The sources said that NMDC Limited had identified iron ore reserves including Malongtoli in Odisha, Bailadila Deposits 3 and 8 in Chhattisgarh, Ramandurg in Karnataka, Gadchiroli in Maharashtra and Karampada in Jharkhand.
Iron ore blocks are auctioned by respective state governments as mandatory under the rules of the Mines and Mineral Development and Regulation Act. However, the legislative framework provides for preferential allotment of mineral blocks to government-owned companies.
NMDC Limited in talks with various state governments has pointed out that it is unable to participate and compete at the auctions as it entails paying hefty premiums for bids to be successful.

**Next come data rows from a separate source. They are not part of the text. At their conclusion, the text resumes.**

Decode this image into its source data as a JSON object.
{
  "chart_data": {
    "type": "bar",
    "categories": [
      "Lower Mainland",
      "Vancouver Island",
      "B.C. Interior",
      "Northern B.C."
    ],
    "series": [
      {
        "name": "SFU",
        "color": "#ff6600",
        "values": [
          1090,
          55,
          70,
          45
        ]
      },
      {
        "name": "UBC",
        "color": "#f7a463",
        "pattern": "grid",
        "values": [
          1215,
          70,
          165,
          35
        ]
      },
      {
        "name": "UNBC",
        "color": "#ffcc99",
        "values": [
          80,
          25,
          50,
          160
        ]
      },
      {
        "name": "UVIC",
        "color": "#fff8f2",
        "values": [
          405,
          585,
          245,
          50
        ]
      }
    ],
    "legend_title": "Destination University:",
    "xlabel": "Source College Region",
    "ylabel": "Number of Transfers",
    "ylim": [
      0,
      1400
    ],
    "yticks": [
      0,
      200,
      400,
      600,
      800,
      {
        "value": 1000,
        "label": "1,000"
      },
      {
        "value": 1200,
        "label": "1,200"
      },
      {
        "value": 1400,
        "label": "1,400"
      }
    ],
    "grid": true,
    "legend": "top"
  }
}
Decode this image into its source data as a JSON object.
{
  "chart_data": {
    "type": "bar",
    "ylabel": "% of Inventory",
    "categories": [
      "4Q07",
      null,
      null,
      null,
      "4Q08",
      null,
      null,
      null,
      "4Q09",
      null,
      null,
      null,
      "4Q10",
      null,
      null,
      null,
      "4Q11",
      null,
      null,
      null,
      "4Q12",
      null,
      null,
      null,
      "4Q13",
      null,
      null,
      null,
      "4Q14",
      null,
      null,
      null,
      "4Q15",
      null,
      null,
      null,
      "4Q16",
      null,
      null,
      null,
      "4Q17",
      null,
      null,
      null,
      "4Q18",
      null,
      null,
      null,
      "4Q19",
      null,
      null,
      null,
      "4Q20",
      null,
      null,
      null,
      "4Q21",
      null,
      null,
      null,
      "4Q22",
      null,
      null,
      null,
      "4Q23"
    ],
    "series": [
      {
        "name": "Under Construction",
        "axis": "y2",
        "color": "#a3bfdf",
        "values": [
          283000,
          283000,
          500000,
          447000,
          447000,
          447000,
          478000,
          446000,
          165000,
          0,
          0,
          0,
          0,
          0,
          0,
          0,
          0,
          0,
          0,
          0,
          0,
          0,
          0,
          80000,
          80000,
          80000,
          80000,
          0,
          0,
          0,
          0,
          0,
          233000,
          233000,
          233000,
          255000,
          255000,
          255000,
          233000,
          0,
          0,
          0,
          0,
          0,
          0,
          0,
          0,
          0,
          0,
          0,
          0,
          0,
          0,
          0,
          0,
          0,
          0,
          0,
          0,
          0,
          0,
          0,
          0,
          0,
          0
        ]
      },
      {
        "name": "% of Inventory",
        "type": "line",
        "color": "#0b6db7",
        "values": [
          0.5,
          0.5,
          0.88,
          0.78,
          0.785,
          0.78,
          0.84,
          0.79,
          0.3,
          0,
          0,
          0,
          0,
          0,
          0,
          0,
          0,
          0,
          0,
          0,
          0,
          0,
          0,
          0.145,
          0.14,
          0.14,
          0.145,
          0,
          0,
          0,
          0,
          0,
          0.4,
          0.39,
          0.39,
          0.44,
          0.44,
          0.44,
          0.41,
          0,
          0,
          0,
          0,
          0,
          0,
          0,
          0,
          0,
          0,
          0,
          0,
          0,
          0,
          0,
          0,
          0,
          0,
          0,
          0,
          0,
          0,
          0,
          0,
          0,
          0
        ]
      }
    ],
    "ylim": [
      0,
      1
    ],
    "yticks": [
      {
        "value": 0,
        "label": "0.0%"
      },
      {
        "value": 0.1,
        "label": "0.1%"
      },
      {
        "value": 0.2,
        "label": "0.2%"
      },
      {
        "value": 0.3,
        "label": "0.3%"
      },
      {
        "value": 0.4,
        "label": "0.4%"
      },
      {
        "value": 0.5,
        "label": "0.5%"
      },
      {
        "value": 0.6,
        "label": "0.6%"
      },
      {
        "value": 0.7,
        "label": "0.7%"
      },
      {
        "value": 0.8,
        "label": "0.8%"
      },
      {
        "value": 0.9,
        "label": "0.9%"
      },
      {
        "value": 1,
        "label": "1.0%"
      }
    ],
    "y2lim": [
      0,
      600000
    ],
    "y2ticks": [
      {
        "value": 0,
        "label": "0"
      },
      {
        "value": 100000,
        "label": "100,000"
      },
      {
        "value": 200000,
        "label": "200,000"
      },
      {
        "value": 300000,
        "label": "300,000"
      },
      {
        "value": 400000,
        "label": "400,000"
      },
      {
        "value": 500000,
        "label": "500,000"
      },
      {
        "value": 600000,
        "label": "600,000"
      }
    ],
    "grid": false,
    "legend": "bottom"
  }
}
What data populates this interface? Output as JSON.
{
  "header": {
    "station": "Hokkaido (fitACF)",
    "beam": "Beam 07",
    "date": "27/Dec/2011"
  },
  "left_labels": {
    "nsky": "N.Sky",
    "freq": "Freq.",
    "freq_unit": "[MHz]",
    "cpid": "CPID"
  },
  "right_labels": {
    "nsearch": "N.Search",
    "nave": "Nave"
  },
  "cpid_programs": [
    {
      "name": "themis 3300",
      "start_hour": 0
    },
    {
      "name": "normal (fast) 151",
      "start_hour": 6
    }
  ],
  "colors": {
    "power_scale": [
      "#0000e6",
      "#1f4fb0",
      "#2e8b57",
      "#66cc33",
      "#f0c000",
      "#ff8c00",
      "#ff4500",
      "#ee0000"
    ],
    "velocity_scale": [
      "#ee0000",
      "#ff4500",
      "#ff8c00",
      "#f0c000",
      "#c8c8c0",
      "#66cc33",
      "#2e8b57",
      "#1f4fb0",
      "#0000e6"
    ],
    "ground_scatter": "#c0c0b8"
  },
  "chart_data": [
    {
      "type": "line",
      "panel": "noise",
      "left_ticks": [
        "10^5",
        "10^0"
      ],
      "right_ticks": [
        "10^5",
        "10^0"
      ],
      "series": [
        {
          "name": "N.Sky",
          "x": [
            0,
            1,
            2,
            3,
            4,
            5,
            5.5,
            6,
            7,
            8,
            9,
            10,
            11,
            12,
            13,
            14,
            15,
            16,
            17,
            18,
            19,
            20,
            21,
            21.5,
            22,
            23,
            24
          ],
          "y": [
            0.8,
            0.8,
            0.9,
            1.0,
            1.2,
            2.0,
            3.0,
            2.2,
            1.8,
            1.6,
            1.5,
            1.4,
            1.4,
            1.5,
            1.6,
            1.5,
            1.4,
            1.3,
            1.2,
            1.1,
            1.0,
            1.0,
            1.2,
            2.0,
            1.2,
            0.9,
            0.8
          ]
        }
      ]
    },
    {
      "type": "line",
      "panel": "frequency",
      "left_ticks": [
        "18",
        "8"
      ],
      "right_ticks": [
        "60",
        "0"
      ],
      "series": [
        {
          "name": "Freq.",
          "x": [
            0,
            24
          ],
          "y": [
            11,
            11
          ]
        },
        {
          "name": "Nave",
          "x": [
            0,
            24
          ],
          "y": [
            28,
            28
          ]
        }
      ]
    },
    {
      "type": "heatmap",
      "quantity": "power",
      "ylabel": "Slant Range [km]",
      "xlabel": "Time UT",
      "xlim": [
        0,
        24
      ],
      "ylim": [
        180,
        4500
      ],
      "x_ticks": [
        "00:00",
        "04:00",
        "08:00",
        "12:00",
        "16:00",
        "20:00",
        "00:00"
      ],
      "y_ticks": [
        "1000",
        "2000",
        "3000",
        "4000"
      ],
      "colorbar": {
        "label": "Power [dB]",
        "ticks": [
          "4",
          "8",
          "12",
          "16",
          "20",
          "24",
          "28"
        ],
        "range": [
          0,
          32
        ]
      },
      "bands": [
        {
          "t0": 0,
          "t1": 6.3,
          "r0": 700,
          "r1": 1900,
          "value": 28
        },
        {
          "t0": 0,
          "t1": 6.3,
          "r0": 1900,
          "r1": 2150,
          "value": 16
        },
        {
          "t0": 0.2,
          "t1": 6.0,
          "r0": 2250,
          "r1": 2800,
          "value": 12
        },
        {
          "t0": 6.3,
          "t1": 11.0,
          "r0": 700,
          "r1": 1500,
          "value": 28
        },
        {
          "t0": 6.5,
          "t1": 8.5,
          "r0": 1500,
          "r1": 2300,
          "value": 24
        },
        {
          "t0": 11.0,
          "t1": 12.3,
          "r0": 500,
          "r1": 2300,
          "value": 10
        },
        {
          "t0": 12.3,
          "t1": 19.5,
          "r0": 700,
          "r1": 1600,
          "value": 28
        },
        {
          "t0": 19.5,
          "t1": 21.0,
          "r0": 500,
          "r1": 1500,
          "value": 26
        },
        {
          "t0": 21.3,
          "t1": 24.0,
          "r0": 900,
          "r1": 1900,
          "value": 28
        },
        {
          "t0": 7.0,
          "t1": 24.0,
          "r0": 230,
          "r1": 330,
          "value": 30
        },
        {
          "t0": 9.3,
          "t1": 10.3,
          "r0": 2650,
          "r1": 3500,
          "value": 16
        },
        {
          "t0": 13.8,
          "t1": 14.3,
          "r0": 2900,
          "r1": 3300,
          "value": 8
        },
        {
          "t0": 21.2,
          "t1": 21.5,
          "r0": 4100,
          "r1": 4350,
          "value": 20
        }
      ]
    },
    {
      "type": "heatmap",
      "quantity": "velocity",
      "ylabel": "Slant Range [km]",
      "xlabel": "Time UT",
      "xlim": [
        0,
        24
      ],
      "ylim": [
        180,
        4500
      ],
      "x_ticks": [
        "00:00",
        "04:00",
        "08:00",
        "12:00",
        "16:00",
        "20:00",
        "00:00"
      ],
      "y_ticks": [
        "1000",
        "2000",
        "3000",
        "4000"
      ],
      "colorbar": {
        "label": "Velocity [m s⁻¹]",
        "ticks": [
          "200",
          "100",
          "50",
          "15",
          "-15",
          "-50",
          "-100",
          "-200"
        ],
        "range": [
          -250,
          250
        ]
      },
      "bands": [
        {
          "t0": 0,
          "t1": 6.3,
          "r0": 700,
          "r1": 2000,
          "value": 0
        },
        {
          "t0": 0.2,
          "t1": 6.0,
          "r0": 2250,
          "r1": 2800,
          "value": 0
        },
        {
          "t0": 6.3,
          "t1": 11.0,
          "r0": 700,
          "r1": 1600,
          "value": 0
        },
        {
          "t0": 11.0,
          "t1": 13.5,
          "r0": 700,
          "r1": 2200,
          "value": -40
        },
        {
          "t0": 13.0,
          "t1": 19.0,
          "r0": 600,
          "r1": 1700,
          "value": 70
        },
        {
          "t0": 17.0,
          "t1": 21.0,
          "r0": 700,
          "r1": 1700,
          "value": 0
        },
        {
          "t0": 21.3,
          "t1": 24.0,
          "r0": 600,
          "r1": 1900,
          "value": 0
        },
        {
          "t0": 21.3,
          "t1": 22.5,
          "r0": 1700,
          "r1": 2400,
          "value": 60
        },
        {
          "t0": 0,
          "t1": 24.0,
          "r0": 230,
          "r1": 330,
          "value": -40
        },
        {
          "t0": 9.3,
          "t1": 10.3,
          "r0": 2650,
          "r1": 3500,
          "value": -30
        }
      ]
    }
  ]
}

While paying high premium bids at auctions to secure an iron ore block may be economically viable for steel companies seeking to secure raw material supplies, it is unviable for merchant miners like NMDC Limited, the sources said.
To support its goal of achieving its production target of 100 million mt per year by 2030 against around 45 million mt per year currently, NMDC Limited plans capital expenditure of an estimated $8.15 billion over the next five years, of which spending of around $3.5 billion has already been approved for ongoing projects, the sources said.